加载中…
个人资料
  • 博客等级:
  • 博客积分:
  • 博客访问:
  • 关注人气:
  • 获赠金笔:0支
  • 赠出金笔:0支
  • 荣誉徽章:
正文 字体大小:

Linux4集群共享盘vg丢失故障一例

(2012-06-05 14:21:23)
标签:

linux

集群

丢盘

vg修复

vgcfgrestore

checksum

error

it

分类: LINUX

 

NODE1 NODE2 为一集群的两个节点

系统版本 Redhat Linux4.6 32bit  集群为红帽版本

 

其中系统/etc/lvm/lvm.conf内对应如下:

     volume_list = [ "vg00","cisvg01","cisvg04","cisvg05","@ NODE1" ]

    locking_type = 1

cisvg02cisvg03这个2vg是加在资源包里的文件系统切在哪边表示即被激活,volume_list 里的vg为自动激活

 

由于新旧存储割接,系统管理员需对支票影像进行了停集群服务的操作,无报错,集群顺利停掉。

Jun  2 19:07:11 NODE1 clurgmgrd[21037]: <notice> Stopping service cis1res1

Jun  2 19:07:11 NODE1 clurgmgrd: [21037]: <info> Executing /etc/rc.d/init.d/ccb_cis stop

Jun  2 19:07:11 NODE1 su(pam_unix)[23404]: session opened for user xwj by (uid=0)

Jun  2 19:07:23 NODE1 su(pam_unix)[23404]: session closed for user xwj

Jun  2 19:07:23 NODE1 su(pam_unix)[23493]: session opened for user informix by (uid=0)

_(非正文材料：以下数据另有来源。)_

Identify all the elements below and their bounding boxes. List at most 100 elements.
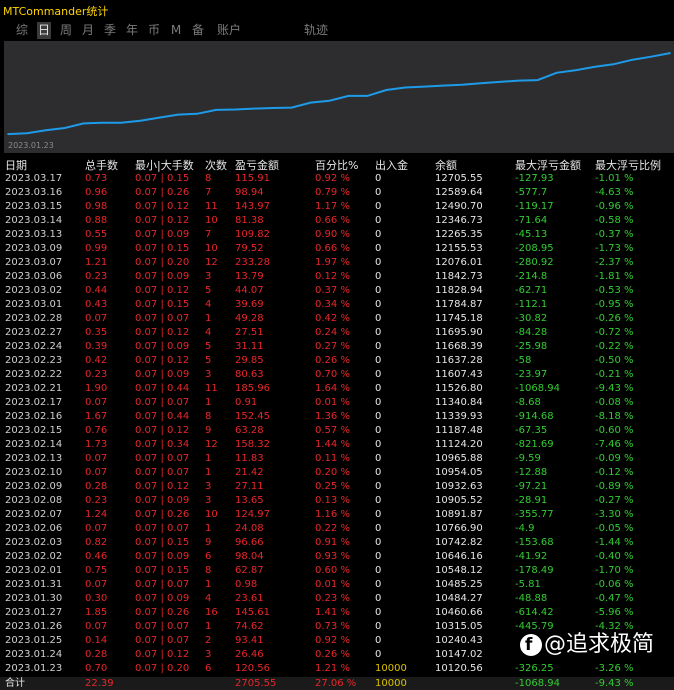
- header-max-float-ratio[interactable]: 最大浮亏比例: [595, 157, 661, 173]
- tab-9[interactable]: 账户: [215, 22, 243, 39]
- table-row[interactable]: 2023.03.09 0.99 0.07 | 0.15 10 79.52 0.66 % 0 1…: [0, 242, 674, 255]
- table-row[interactable]: 2023.02.08 0.23 0.07 | 0.09 3 13.65 0.13 % 0 10…: [0, 494, 674, 507]
- cell-percent: 0.23 %: [315, 593, 350, 604]
- total-profit: 2705.55: [235, 678, 277, 689]
- table-row[interactable]: 2023.02.22 0.23 0.07 | 0.09 3 80.63 0.70 % 0 11…: [0, 368, 674, 381]
- cell-min-max-lots: 0.07 | 0.09: [135, 369, 190, 380]
- cell-min-max-lots: 0.07 | 0.15: [135, 173, 190, 184]
- table-row[interactable]: 2023.03.15 0.98 0.07 | 0.12 11 143.97 1.17 % 0…: [0, 200, 674, 213]
- tab-10[interactable]: 轨迹: [302, 22, 330, 39]
- cell-balance: 10965.88: [435, 453, 483, 464]
- cell-max-float-ratio: -0.60 %: [595, 425, 634, 436]
- cell-percent: 0.57 %: [315, 425, 350, 436]
- table-row[interactable]: 2023.02.16 1.67 0.07 | 0.44 8 152.45 1.36 % 0 1…: [0, 410, 674, 423]
- header-percent[interactable]: 百分比%: [315, 157, 358, 173]
- tab-4[interactable]: 季: [103, 22, 117, 39]
- table-row[interactable]: 2023.02.21 1.90 0.07 | 0.44 11 185.96 1.64 % 0…: [0, 382, 674, 395]
- cell-max-float-ratio: -1.73 %: [595, 243, 634, 254]
- table-row[interactable]: 2023.02.24 0.39 0.07 | 0.09 5 31.11 0.27 % 0 11…: [0, 340, 674, 353]
- cell-date: 2023.02.10: [5, 467, 63, 478]
- cell-count: 2: [205, 635, 212, 646]
- cell-profit: 124.97: [235, 509, 270, 520]
- cell-max-float-loss: -280.92: [515, 257, 554, 268]
- table-row[interactable]: 2023.03.06 0.23 0.07 | 0.09 3 13.79 0.12 % 0 11…: [0, 270, 674, 283]
- table-row[interactable]: 2023.03.02 0.44 0.07 | 0.12 5 44.07 0.37 % 0 11…: [0, 284, 674, 297]
- table-total-row: 合计 22.39 2705.55 27.06 % 10000 -1068.94 …: [0, 677, 674, 690]
- table-row[interactable]: 2023.03.07 1.21 0.07 | 0.20 12 233.28 1.97 % 0…: [0, 256, 674, 269]
- table-row[interactable]: 2023.02.06 0.07 0.07 | 0.07 1 24.08 0.22 % 0 10…: [0, 522, 674, 535]
- header-max-float-loss[interactable]: 最大浮亏金额: [515, 157, 581, 173]
- table-row[interactable]: 2023.03.14 0.88 0.07 | 0.12 10 81.38 0.66 % 0 1…: [0, 214, 674, 227]
- equity-point: [101, 121, 104, 124]
- cell-balance: 10485.25: [435, 579, 483, 590]
- cell-total-lots: 0.43: [85, 299, 108, 310]
- cell-min-max-lots: 0.07 | 0.12: [135, 285, 190, 296]
- header-min-max-lots[interactable]: 最小|大手数: [135, 157, 194, 173]
- table-row[interactable]: 2023.02.27 0.35 0.07 | 0.12 4 27.51 0.24 % 0 11…: [0, 326, 674, 339]
- table-row[interactable]: 2023.03.16 0.96 0.07 | 0.26 7 98.94 0.79 % 0 12…: [0, 186, 674, 199]
- total-max-float-loss: -1068.94: [515, 678, 560, 689]
- tab-5[interactable]: 年: [125, 22, 139, 39]
- table-row[interactable]: 2023.02.17 0.07 0.07 | 0.07 1 0.91 0.01 % 0 113…: [0, 396, 674, 409]
- table-row[interactable]: 2023.02.14 1.73 0.07 | 0.34 12 158.32 1.44 % 0…: [0, 438, 674, 451]
- header-deposit[interactable]: 出入金: [375, 157, 408, 173]
- table-row[interactable]: 2023.02.13 0.07 0.07 | 0.07 1 11.83 0.11 % 0 10…: [0, 452, 674, 465]
- tab-3[interactable]: 月: [81, 22, 95, 39]
- cell-profit: 152.45: [235, 411, 270, 422]
- table-row[interactable]: 2023.02.03 0.82 0.07 | 0.15 9 96.66 0.91 % 0 10…: [0, 536, 674, 549]
- cell-balance: 11695.90: [435, 327, 483, 338]
- table-row[interactable]: 2023.02.07 1.24 0.07 | 0.26 10 124.97 1.16 % 0…: [0, 508, 674, 521]
- header-date[interactable]: 日期: [5, 157, 27, 173]
- table-row[interactable]: 2023.02.01 0.75 0.07 | 0.15 8 62.87 0.60 % 0 10…: [0, 564, 674, 577]
- cell-balance: 10766.90: [435, 523, 483, 534]
- table-row[interactable]: 2023.01.27 1.85 0.07 | 0.26 16 145.61 1.41 % 0…: [0, 606, 674, 619]
- cell-total-lots: 0.30: [85, 593, 108, 604]
- cell-deposit: 0: [375, 495, 382, 506]
- cell-deposit: 0: [375, 397, 382, 408]
- tab-7[interactable]: M: [169, 22, 183, 39]
- cell-deposit: 0: [375, 313, 382, 324]
- table-row[interactable]: 2023.01.30 0.30 0.07 | 0.09 4 23.61 0.23 % 0 10…: [0, 592, 674, 605]
- cell-max-float-ratio: -0.72 %: [595, 327, 634, 338]
- cell-min-max-lots: 0.07 | 0.12: [135, 481, 190, 492]
- cell-balance: 12705.55: [435, 173, 483, 184]
- cell-profit: 31.11: [235, 341, 264, 352]
- cell-max-float-ratio: -0.95 %: [595, 299, 634, 310]
- cell-min-max-lots: 0.07 | 0.12: [135, 425, 190, 436]
- cell-count: 7: [205, 187, 212, 198]
- header-count[interactable]: 次数: [205, 157, 227, 173]
- table-row[interactable]: 2023.02.28 0.07 0.07 | 0.07 1 49.28 0.42 % 0 11…: [0, 312, 674, 325]
- equity-point: [196, 113, 198, 115]
- cell-date: 2023.02.16: [5, 411, 63, 422]
- header-profit[interactable]: 盈亏金额: [235, 157, 279, 173]
- cell-count: 1: [205, 313, 212, 324]
- tab-0[interactable]: 综: [15, 22, 29, 39]
- table-row[interactable]: 2023.02.10 0.07 0.07 | 0.07 1 21.42 0.20 % 0 10…: [0, 466, 674, 479]
- table-row[interactable]: 2023.02.09 0.28 0.07 | 0.12 3 27.11 0.25 % 0 10…: [0, 480, 674, 493]
- total-label: 合计: [5, 678, 25, 689]
- table-row[interactable]: 2023.02.23 0.42 0.07 | 0.12 5 29.85 0.26 % 0 11…: [0, 354, 674, 367]
- table-row[interactable]: 2023.03.13 0.55 0.07 | 0.09 7 109.82 0.90 % 0 1…: [0, 228, 674, 241]
- tab-8[interactable]: 备: [191, 22, 205, 39]
- table-row[interactable]: 2023.03.17 0.73 0.07 | 0.15 8 115.91 0.92 % 0 1…: [0, 172, 674, 185]
- tab-1[interactable]: 日: [37, 22, 51, 39]
- cell-total-lots: 0.42: [85, 355, 108, 366]
- header-total-lots[interactable]: 总手数: [85, 157, 118, 173]
- table-row[interactable]: 2023.01.31 0.07 0.07 | 0.07 1 0.98 0.01 % 0 104…: [0, 578, 674, 591]
- table-row[interactable]: 2023.02.15 0.76 0.07 | 0.12 9 63.28 0.57 % 0 11…: [0, 424, 674, 437]
- cell-profit: 23.61: [235, 593, 264, 604]
- table-row[interactable]: 2023.03.01 0.43 0.07 | 0.15 4 39.69 0.34 % 0 11…: [0, 298, 674, 311]
- tab-6[interactable]: 币: [147, 22, 161, 39]
- table-row[interactable]: 2023.02.02 0.46 0.07 | 0.09 6 98.04 0.93 % 0 10…: [0, 550, 674, 563]
- cell-min-max-lots: 0.07 | 0.26: [135, 509, 190, 520]
- header-balance[interactable]: 余额: [435, 157, 457, 173]
- equity-point: [461, 83, 463, 86]
- cell-balance: 12490.70: [435, 201, 483, 212]
- tab-2[interactable]: 周: [59, 22, 73, 39]
- cell-total-lots: 0.07: [85, 397, 108, 408]
- cell-max-float-ratio: -0.09 %: [595, 453, 634, 464]
- table-row[interactable]: 2023.01.23 0.70 0.07 | 0.20 6 120.56 1.21 % 10…: [0, 662, 674, 675]
- cell-percent: 1.21 %: [315, 663, 350, 674]
- cell-max-float-loss: -4.9: [515, 523, 535, 534]
- cell-balance: 11124.20: [435, 439, 483, 450]
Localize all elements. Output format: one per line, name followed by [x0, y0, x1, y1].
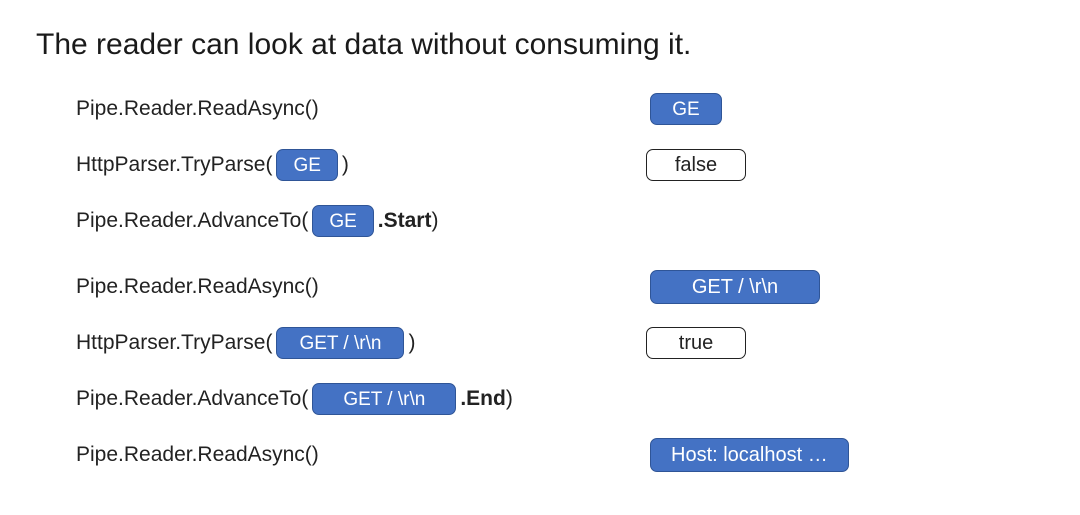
expr-prefix: HttpParser.TryParse(	[76, 331, 272, 355]
code-expression: HttpParser.TryParse( GE )	[76, 149, 646, 181]
slide-title: The reader can look at data without cons…	[36, 28, 1044, 62]
code-expression: Pipe.Reader.ReadAsync()	[76, 443, 646, 467]
diagram-content: Pipe.Reader.ReadAsync() GE HttpParser.Tr…	[76, 90, 1044, 474]
expr-bold-suffix: .End	[460, 387, 506, 411]
result-cell: Host: localhost …	[646, 438, 853, 472]
expr-suffix: )	[408, 331, 415, 355]
data-chip: GE	[312, 205, 373, 237]
expr-prefix: Pipe.Reader.AdvanceTo(	[76, 387, 308, 411]
code-expression: Pipe.Reader.ReadAsync()	[76, 275, 646, 299]
expr-prefix: Pipe.Reader.AdvanceTo(	[76, 209, 308, 233]
expr-prefix: HttpParser.TryParse(	[76, 153, 272, 177]
result-box: false	[646, 149, 746, 181]
code-expression: Pipe.Reader.ReadAsync()	[76, 97, 646, 121]
result-cell: true	[646, 327, 746, 359]
expr-prefix: Pipe.Reader.ReadAsync()	[76, 443, 319, 467]
code-expression: HttpParser.TryParse( GET / \r\n )	[76, 327, 646, 359]
result-cell: false	[646, 149, 746, 181]
diagram-row: Pipe.Reader.ReadAsync() GE	[76, 90, 1044, 128]
data-chip: GE	[650, 93, 722, 125]
data-chip: GE	[276, 149, 337, 181]
data-chip: GET / \r\n	[276, 327, 404, 359]
diagram-row: Pipe.Reader.AdvanceTo( GET / \r\n .End )	[76, 380, 1044, 418]
diagram-row: HttpParser.TryParse( GET / \r\n ) true	[76, 324, 1044, 362]
diagram-row: Pipe.Reader.AdvanceTo( GE .Start )	[76, 202, 1044, 240]
code-expression: Pipe.Reader.AdvanceTo( GE .Start )	[76, 205, 646, 237]
expr-suffix: )	[431, 209, 438, 233]
diagram-row: Pipe.Reader.ReadAsync() Host: localhost …	[76, 436, 1044, 474]
code-expression: Pipe.Reader.AdvanceTo( GET / \r\n .End )	[76, 383, 646, 415]
expr-bold-suffix: .Start	[378, 209, 432, 233]
data-chip: GET / \r\n	[312, 383, 456, 415]
expr-suffix: )	[506, 387, 513, 411]
result-box: true	[646, 327, 746, 359]
result-cell: GE	[646, 93, 726, 125]
diagram-row: HttpParser.TryParse( GE ) false	[76, 146, 1044, 184]
expr-prefix: Pipe.Reader.ReadAsync()	[76, 97, 319, 121]
expr-prefix: Pipe.Reader.ReadAsync()	[76, 275, 319, 299]
data-chip: GET / \r\n	[650, 270, 820, 304]
result-cell: GET / \r\n	[646, 270, 824, 304]
diagram-row: Pipe.Reader.ReadAsync() GET / \r\n	[76, 268, 1044, 306]
data-chip: Host: localhost …	[650, 438, 849, 472]
expr-suffix: )	[342, 153, 349, 177]
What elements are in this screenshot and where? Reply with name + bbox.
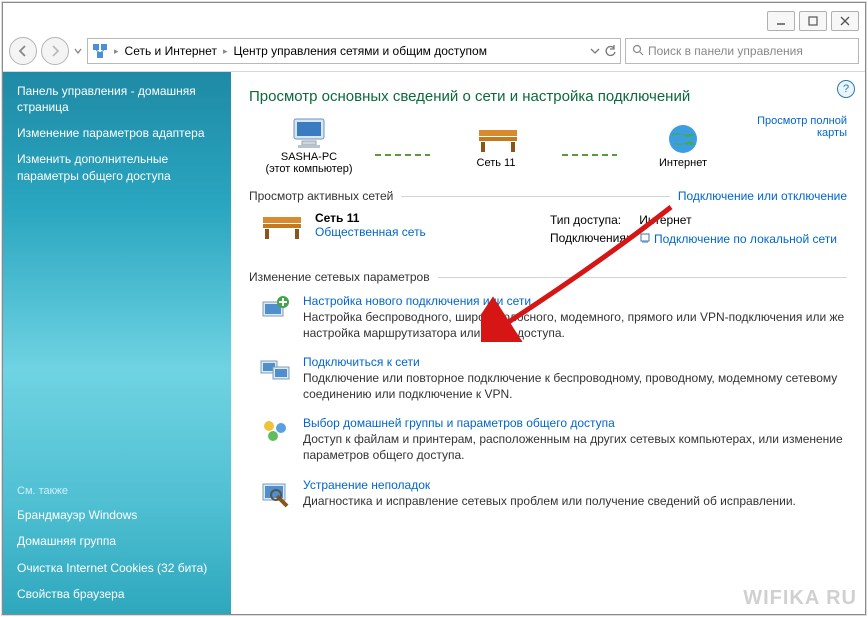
map-internet-label: Интернет [659, 157, 707, 169]
setting-title-homegroup[interactable]: Выбор домашней группы и параметров общег… [303, 416, 615, 430]
active-network-row: Сеть 11 Общественная сеть Тип доступа: И… [249, 207, 847, 256]
map-pc-name: SASHA-PC [281, 151, 337, 163]
help-icon[interactable]: ? [837, 80, 855, 98]
arrow-right-icon [49, 45, 61, 57]
sidebar: Панель управления - домашняя страница Из… [3, 72, 231, 614]
breadcrumb[interactable]: ▸ Сеть и Интернет ▸ Центр управления сет… [87, 38, 621, 64]
map-network-name: Сеть 11 [477, 157, 516, 169]
arrow-left-icon [17, 45, 29, 57]
close-icon [840, 16, 850, 26]
setting-desc: Настройка беспроводного, широкополосного… [303, 310, 847, 341]
history-dropdown-icon[interactable] [73, 39, 83, 63]
search-input[interactable]: Поиск в панели управления [625, 38, 859, 64]
connection-link[interactable]: Подключение по локальной сети [654, 232, 837, 246]
watermark: WIFIKA RU [743, 587, 857, 610]
setting-desc: Диагностика и исправление сетевых пробле… [303, 494, 796, 510]
sidebar-link-browser[interactable]: Свойства браузера [17, 586, 217, 602]
map-pc-sub: (этот компьютер) [265, 163, 352, 175]
sidebar-title[interactable]: Панель управления - домашняя страница [17, 84, 217, 115]
chevron-down-icon[interactable] [590, 45, 600, 57]
window-frame: ▸ Сеть и Интернет ▸ Центр управления сет… [2, 2, 866, 615]
back-button[interactable] [9, 37, 37, 65]
setting-new-connection: Настройка нового подключения или сети На… [249, 288, 847, 349]
map-connector [375, 154, 430, 156]
full-map-link[interactable]: Просмотр полной карты [751, 115, 847, 139]
breadcrumb-network[interactable]: Сеть и Интернет [125, 44, 217, 58]
see-also-label: См. также [17, 485, 217, 497]
globe-icon [662, 121, 704, 157]
sidebar-link-sharing-settings[interactable]: Изменить дополнительные параметры общего… [17, 151, 217, 183]
sidebar-link-firewall[interactable]: Брандмауэр Windows [17, 507, 217, 523]
chevron-right-icon: ▸ [112, 46, 121, 57]
sidebar-link-cookies[interactable]: Очистка Internet Cookies (32 бита) [17, 560, 217, 576]
settings-header: Изменение сетевых параметров [249, 270, 847, 284]
content-area: ? Просмотр основных сведений о сети и на… [231, 72, 865, 614]
chevron-right-icon: ▸ [221, 46, 230, 57]
connections-label: Подключения: [550, 231, 637, 248]
access-type-value: Интернет [639, 213, 845, 229]
setting-title-connect[interactable]: Подключиться к сети [303, 355, 420, 369]
refresh-icon[interactable] [604, 45, 616, 57]
network-type-link[interactable]: Общественная сеть [315, 225, 426, 239]
forward-button[interactable] [41, 37, 69, 65]
active-networks-header: Просмотр активных сетей Подключение или … [249, 189, 847, 203]
page-title: Просмотр основных сведений о сети и наст… [249, 88, 847, 105]
connect-network-icon [259, 355, 291, 385]
troubleshoot-icon [259, 478, 291, 508]
network-center-icon [92, 43, 108, 59]
close-button[interactable] [831, 11, 859, 31]
setting-title-troubleshoot[interactable]: Устранение неполадок [303, 478, 430, 492]
bench-icon [259, 211, 305, 241]
sidebar-link-adapter-settings[interactable]: Изменение параметров адаптера [17, 125, 217, 141]
network-name: Сеть 11 [315, 211, 426, 225]
setting-desc: Подключение или повторное подключение к … [303, 371, 847, 402]
map-item-pc: SASHA-PC (этот компьютер) [249, 115, 369, 175]
maximize-icon [808, 16, 818, 26]
connect-disconnect-link[interactable]: Подключение или отключение [678, 189, 847, 203]
search-icon [632, 44, 644, 59]
access-type-label: Тип доступа: [550, 213, 637, 229]
map-item-internet: Интернет [623, 121, 743, 169]
minimize-icon [776, 16, 786, 26]
setting-desc: Доступ к файлам и принтерам, расположенн… [303, 432, 847, 463]
pc-icon [288, 115, 330, 151]
titlebar [3, 3, 865, 35]
setting-homegroup: Выбор домашней группы и параметров общег… [249, 410, 847, 471]
body: Панель управления - домашняя страница Из… [3, 71, 865, 614]
maximize-button[interactable] [799, 11, 827, 31]
setting-troubleshoot: Устранение неполадок Диагностика и испра… [249, 472, 847, 518]
setting-title-new-connection[interactable]: Настройка нового подключения или сети [303, 294, 531, 308]
settings-list: Настройка нового подключения или сети На… [249, 288, 847, 517]
search-placeholder: Поиск в панели управления [648, 44, 803, 58]
setting-connect-network: Подключиться к сети Подключение или повт… [249, 349, 847, 410]
sidebar-link-homegroup[interactable]: Домашняя группа [17, 533, 217, 549]
address-bar: ▸ Сеть и Интернет ▸ Центр управления сет… [3, 35, 865, 71]
bench-icon [475, 121, 517, 157]
homegroup-icon [259, 416, 291, 446]
map-connector [562, 154, 617, 156]
network-map: SASHA-PC (этот компьютер) Сеть 11 [249, 115, 847, 175]
ethernet-icon [639, 235, 654, 246]
minimize-button[interactable] [767, 11, 795, 31]
map-item-network: Сеть 11 [436, 121, 556, 169]
breadcrumb-center[interactable]: Центр управления сетями и общим доступом [233, 44, 487, 58]
new-connection-icon [259, 294, 291, 324]
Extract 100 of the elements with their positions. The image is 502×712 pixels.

Jun  2 19:07:26 NODE1 su(pam_unix)[23493]: session closed for user informix

Jun  2 19:07:26 NODE1 clurgmgrd: [21037]: <info> Removing IPv4 address 52.0.33.11 from bond0

Jun  2 19:07:37 NODE1 clurgmgrd: [21037]: <info> unmounting /home/ap/xwj/Log

Jun  2 19:07:37 NODE1 clurgmgrd: [21037]: <info> unmounting /home/ap/xwj/Bin/CISFiles

Jun  2 19:07:38 NODE1 clurgmgrd: [21037]: <notice> Deactivating cisvg03/cisv03l5002

Jun  2 19:07:38 NODE1 clurgmgrd: [21037]: <notice> Making resilient : lvchange -an cisvg03/cisv03l5002

Jun  2 19:07:38 NODE1 clurgmgrd: [21037]: <notice> Resilient command: lvchange -an cisvg03/cisv03l5002 --config devices{filter=["a|/dev/cciss/c0d0p2|","a|/dev/cciss/c0d0p3|","a|/dev/sdg|","a|/dev/sdh1|","a|/dev/sdh2|","a|/dev/sdh3|","r|.*|"]}

Jun  2 19:07:38 NODE1 clurgmgrd: [21037]: <notice> Removing ownership tag (NODE1) from cisvg03/cisv03l5002

Jun  2 19:07:38 NODE1 clurgmgrd: [21037]: <notice> Deactivating cisvg02/cisv02l5001

Jun  2 19:07:38 NODE1 clurgmgrd: [21037]: <notice> Making resilient : lvchange -an cisvg02/cisv02l5001

Jun  2 19:07:38 NODE1 clurgmgrd: [21037]: <notice> Resilient command: lvchange -an cisvg02/cisv02l5001 --config devices{filter=["a|/dev/cciss/c0d0p2|","a|/dev/cciss/c0d0p3|","a|/dev/sdg|","a|/dev/sdh1|","a|/dev/sdh2|","a|/dev/sdh3|","r|.*|"]}

Jun  2 19:07:39 NODE1 clurgmgrd: [21037]: <notice> Removing ownership tag (NODE1) from cisvg02/cisv02l5001

Jun  2 19:07:39 NODE1 clurgmgrd[21037]: <notice> Service cis1res1 is disabled

Jun  2 19:09:23 NODE1 rgmanager: [25472]: <notice> Shutting down Cluster Service Manager...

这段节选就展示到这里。